The Giessen Subjective Complaints List with eight items (GBB-83) is a popular and well-established self-report questionnaire for the assessment of subjective health complaints in German speaking countries and it was used in all of the three surveys. It derived from the highly reliable GBB-2435 with originally 24 health complaints. The brief version with eight items covers back/sacroiliac pain, neck/shoulder pain, palpitation, dizziness, tiredness, exhaustibility, abdominal feeling of fullness/pressure and stomach ache which are rated on a Likert scale ranging from 0 = not at all, 1 = hardly, 2 = moderately, 3 = considerably to 4 = strongly, indicating how troubling each complaint is perceived. The eight items constitute four scales, each consisting of two items and good internal consistency (Cronbach’s Alpha): exhaustion (α = 0.83), gastrointestinal complaints (α = 0.68), musculoskeletal (α = 0.85), and cardiovascular complaints (α = 0.68). Confirmatory factor analysis supported the four-factorial model3. Correlation coefficients of the brief and the long form were between r = 0.86 and r = 0.95 (sum score)3. We built scores for each scale and a total score of the GBB-8. For the total score we used a cut-off score greater than 12 in order to define a high somatic symptom burden corresponding to the cut-off score of the Somatic Symptom Scale (SSS-82) which has the same response format as the GBB-8.

Demographic data

Sex, education, and unemployment were assessed with identical items in all cohorts.

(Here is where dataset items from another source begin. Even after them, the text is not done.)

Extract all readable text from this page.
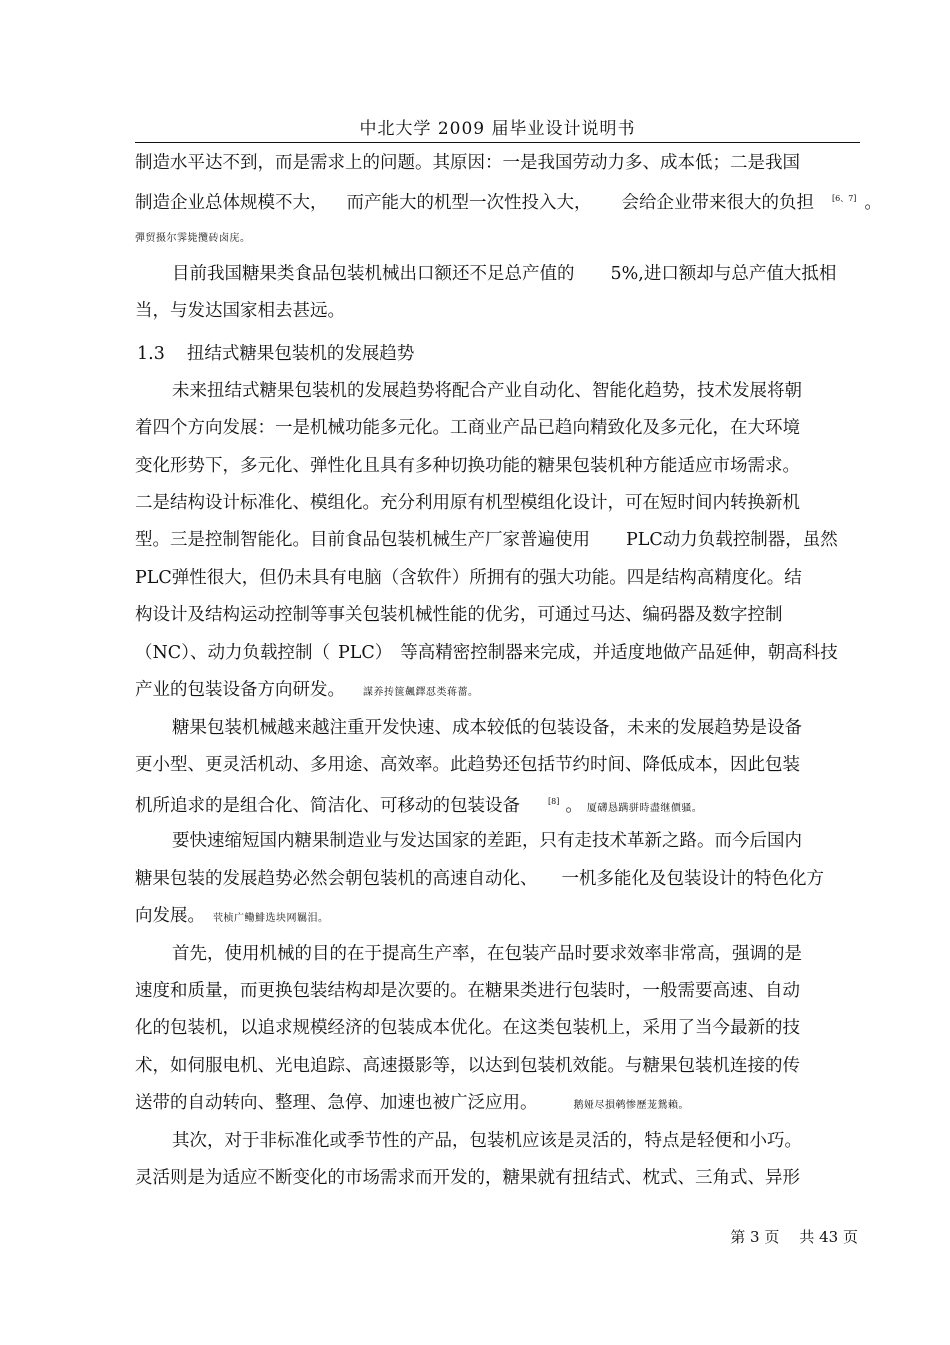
中北大学 2009 届毕业设计说明书
制造水平达不到，而是需求上的问题。其原因：一是我国劳动力多、成本低；二是我国
制造企业总体规模不大， 而产能大的机型一次性投入大， 会给企业带来很大的负担 [6、7] 。
彈贸摄尔霁毙攬砖卤庑。
目前我国糖果类食品包装机械出口额还不足总产值的 5%,进口额却与总产值大抵相
当，与发达国家相去甚远。
1.3 扭结式糖果包装机的发展趋势
未来扭结式糖果包装机的发展趋势将配合产业自动化、智能化趋势，技术发展将朝
着四个方向发展：一是机械功能多元化。工商业产品已趋向精致化及多元化，在大环境
变化形势下，多元化、弹性化且具有多种切换功能的糖果包装机种方能适应市场需求。
二是结构设计标准化、模组化。充分利用原有机型模组化设计，可在短时间内转换新机
型。三是控制智能化。目前食品包装机械生产厂家普遍使用 PLC动力负载控制器，虽然
PLC弹性很大，但仍未具有电脑（含软件）所拥有的强大功能。四是结构高精度化。结
构设计及结构运动控制等事关包装机械性能的优劣，可通过马达、编码器及数字控制
（NC）、动力负载控制（ PLC） 等高精密控制器来完成，并适度地做产品延伸，朝高科技
产业的包装设备方向研发。 謀养抟箧飆鐸怼类蒋薔。
糖果包装机械越来越注重开发快速、成本较低的包装设备，未来的发展趋势是设备
更小型、更灵活机动、多用途、高效率。此趋势还包括节约时间、降低成本，因此包装
机所追求的是组合化、简洁化、可移动的包装设备	[8] 。 厦礴恳蹒骈時盡继價骚。
要快速缩短国内糖果制造业与发达国家的差距，只有走技术革新之路。而今后国内
糖果包装的发展趋势必然会朝包装机的高速自动化、 一机多能化及包装设计的特色化方
向发展。 茕桢广鳓鯡选块网羈泪。
首先，使用机械的目的在于提高生产率，在包装产品时要求效率非常高，强调的是
速度和质量，而更换包装结构却是次要的。在糖果类进行包装时，一般需要高速、自动
化的包装机，以追求规模经济的包装成本优化。在这类包装机上，采用了当今最新的技
术，如伺服电机、光电追踪、高速摄影等，以达到包装机效能。与糖果包装机连接的传
送带的自动转向、整理、急停、加速也被广泛应用。	鹅娅尽損鹌惨歷茏鴛賴。
其次，对于非标准化或季节性的产品，包装机应该是灵活的，特点是轻便和小巧。
灵活则是为适应不断变化的市场需求而开发的，糖果就有扭结式、枕式、三角式、异形
第 3 页 共 43 页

For partnership, we ascertained “married, living together” in 1975, from 1994 onward instead it was asked: “Do you live together with your partner?”.

Statistical analysis

We calculated means and standard deviations, respectively standard errors for total scores and the four domains of somatic symptoms. Somatic symptoms are compared across surveys by means via Analysis of Variance (ANOVA) with the three factors sex (women, men), age group (in years: 18–30, 31–40, 41–50, 51–60) and survey year (1975, 1994, 2013). As effects sizes, we reported partial Eta-squared with η² = 0.01 indicating a small, and η² = 0.06 indicating a medium effect36. Additionally, we present the burden of individual symptoms of at least moderate degree and the proportions of participants with a high symptom load over time and separately for men and for women, including 95% confidence intervals. Predictors of somatic symptom load (total symptoms) were separately computed via multiple stepwise regression analyses for each survey with sex, age, and education as predictors. Statistics were computed by SPSS for Windows release 6.1 or SPSS 24.